日本の女子大学がトランスウーマンを受け入れることは画期的なことだし、トランスジェンダーにとっての「法の下の平等」という観点で間違いなく大きな前進だと思う。
また、今回のことでトランスジェンダーの学生に対する社会的関心が高まるのも、良いことだと思う。しかし、その一方で、長年この問題にかかわってきた者として、少し首を傾げたくなる部分もある。
共学ではどう受け入れられてきたか
今回のニュースは、女子大学という、性別によって入学資格を制限するという特異な大学でのことだ。だからこそ、多くの社会的関心を集めたわけだが、世の中の圧倒的多数の大学は男女共学であり、そこではすでにトランスジェンダーの学生が学んでいる。
多くのトランスジェンダーの受験生にとっては、共学の大学への進学こそが現実的選択肢だ。ところが、ほとんどのニュースは、共学の大学にトランスジェンダーの学生がいることについて言及しなかった。おそらく、一般の方たちも、共学の大学におけるトランスジェンダー学生の実際に、イメージが及ばないのではないだろうか。

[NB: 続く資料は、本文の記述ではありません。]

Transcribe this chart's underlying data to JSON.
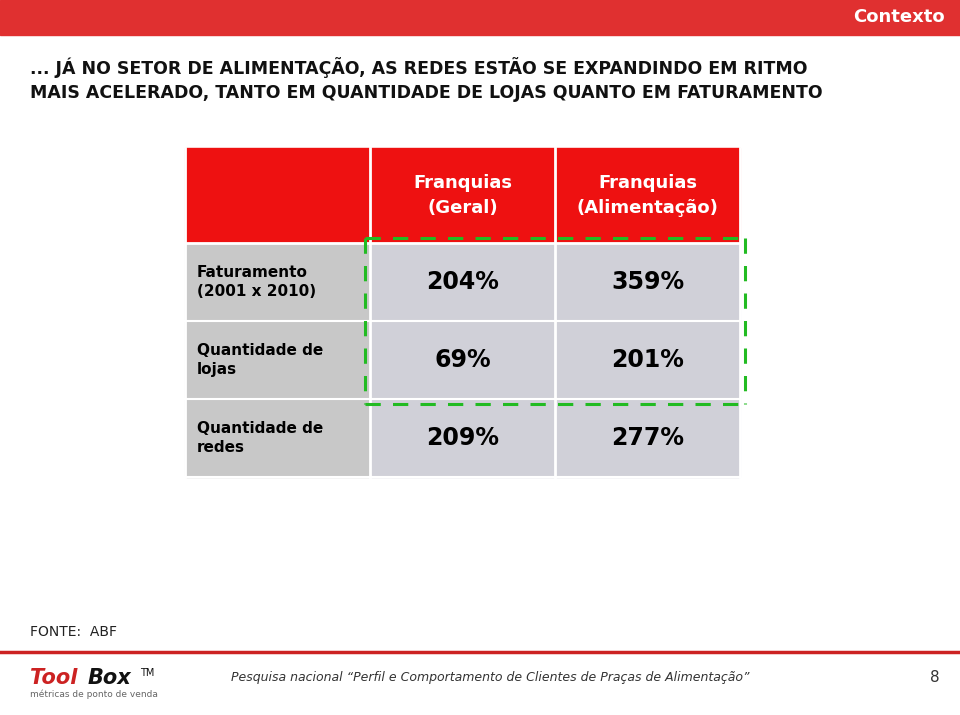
{
  "bg_color": "#ffffff",
  "header_bar_color": "#e03030",
  "header_text": "Contexto",
  "title_line1": "... JÁ NO SETOR DE ALIMENTAÇÃO, AS REDES ESTÃO SE EXPANDINDO EM RITMO",
  "title_line2": "MAIS ACELERADO, TANTO EM QUANTIDADE DE LOJAS QUANTO EM FATURAMENTO",
  "col_headers": [
    "Franquias\n(Geral)",
    "Franquias\n(Alimentação)"
  ],
  "col_header_bg": "#ee1111",
  "col_header_text_color": "#ffffff",
  "row_labels": [
    "Faturamento\n(2001 x 2010)",
    "Quantidade de\nlojas",
    "Quantidade de\nredes"
  ],
  "row_label_bg": "#c8c8c8",
  "row_label_text_color": "#000000",
  "data_values": [
    [
      "204%",
      "359%"
    ],
    [
      "69%",
      "201%"
    ],
    [
      "209%",
      "277%"
    ]
  ],
  "data_bg": "#d0d0d8",
  "data_text_color": "#000000",
  "dashed_border_color": "#22bb22",
  "fonte_text": "FONTE:  ABF",
  "footer_text": "Pesquisa nacional “Perfil e Comportamento de Clientes de Praças de Alimentação”",
  "page_number": "8",
  "footer_line_color": "#cc2222",
  "toolbox_red": "#cc2222",
  "toolbox_black": "#111111"
}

そこで、共学においてトランスジェンダー学生は、どのように受け入れられているのか。そして、そこに至るまでには、どのような経緯や歴史があったのか、トランスウーマンであり大学教員である筆者が、見てきたこと考えてきたことを記してみたい。事の成り行きから、筆者自身のキャリアに則した書き方になることをお許し願いたい。
前の世紀、つまり1990年代までは、大学におけるトランスジェンダーはほとんど顕在化していなかった。筆者もそうだったが、内心はどうあれ、とりあえず戸籍上の性別のファッションで通学している人がほとんどだった。
ただ、まったくトランスジェンダーっぽい人がいなかったわけではない。当時、早稲田大学の学生で東京・六本木のニューハーフ・パブで働いていた人が、かなり女性的なファッションで大学に通っていたという話を聞いたことがある。大学という場、とりわけ、大規模な大学だと、学生がどんなファッションで通学しても(服さえ着ていれば)あまり気にしないものだ。単なる「変わった人」で済んでしまう。